= Viola Concerto (Lieberson) =

Viola concerto by Peter Lieberson

The Viola Concerto is a composition for solo viola and orchestra by the American composer Peter Lieberson. The music was commissioned by the Toronto Symphony Orchestra and the Symphony Nova Scotia for Steven Dann, the principal violist of the Toronto Symphony.

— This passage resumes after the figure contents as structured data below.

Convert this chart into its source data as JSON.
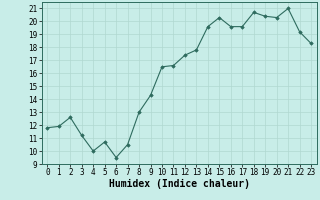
{
  "x": [
    0,
    1,
    2,
    3,
    4,
    5,
    6,
    7,
    8,
    9,
    10,
    11,
    12,
    13,
    14,
    15,
    16,
    17,
    18,
    19,
    20,
    21,
    22,
    23
  ],
  "y": [
    11.8,
    11.9,
    12.6,
    11.2,
    10.0,
    10.7,
    9.5,
    10.5,
    13.0,
    14.3,
    16.5,
    16.6,
    17.4,
    17.8,
    19.6,
    20.3,
    19.6,
    19.6,
    20.7,
    20.4,
    20.3,
    21.0,
    19.2,
    18.3
  ],
  "title": "",
  "xlabel": "Humidex (Indice chaleur)",
  "ylabel": "",
  "xlim": [
    -0.5,
    23.5
  ],
  "ylim": [
    9,
    21.5
  ],
  "yticks": [
    9,
    10,
    11,
    12,
    13,
    14,
    15,
    16,
    17,
    18,
    19,
    20,
    21
  ],
  "xticks": [
    0,
    1,
    2,
    3,
    4,
    5,
    6,
    7,
    8,
    9,
    10,
    11,
    12,
    13,
    14,
    15,
    16,
    17,
    18,
    19,
    20,
    21,
    22,
    23
  ],
  "line_color": "#2e6b5e",
  "marker": "D",
  "marker_size": 1.8,
  "bg_color": "#c8ede8",
  "grid_color": "#b0d8d0",
  "label_fontsize": 7,
  "tick_fontsize": 5.5
}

It was completed in 1992, though Lieberson later revised the work in 2003. The work is dedicated to Steven Dann.

==Composition==

===Structure===
The viola concerto has a duration of roughly 18 minutes and is composed in three movements:

===Instrumentation===
The work is scored for solo viola and an orchestra consisting of two flutes (doubling piccolo), oboe, cor anglais, two clarinets, two bassoons, two horns, two trumpets, two trombones, tuba, timpani, and strings.

==Reception==
Reviewing a 2014 recording of the work, Andrew Clements of The Guardian described the viola concerto as a "relaxed, almost neoromantic" piece and called it "beautifully crafted and elegantly refined." Musical America also praised the piece, writing, "The Viola Concerto is an excellent example of a composer restricting himself to a particular palette, yet allowing a plethora of permutations from it to emerge." "This is one of my favorite recordings of 2014."

==Recording==
A recording of the Viola Concerto, featuring a performance by the violist Roberto Díaz and the Odense Symphony Orchestra under the direction of Scott Yoo, was released on the album "The Music of Peter Lieberson, Vol. 3" through Bridge Records on June 3, 2014. The album also features a recording of Lieberson's Piano Concerto No. 3.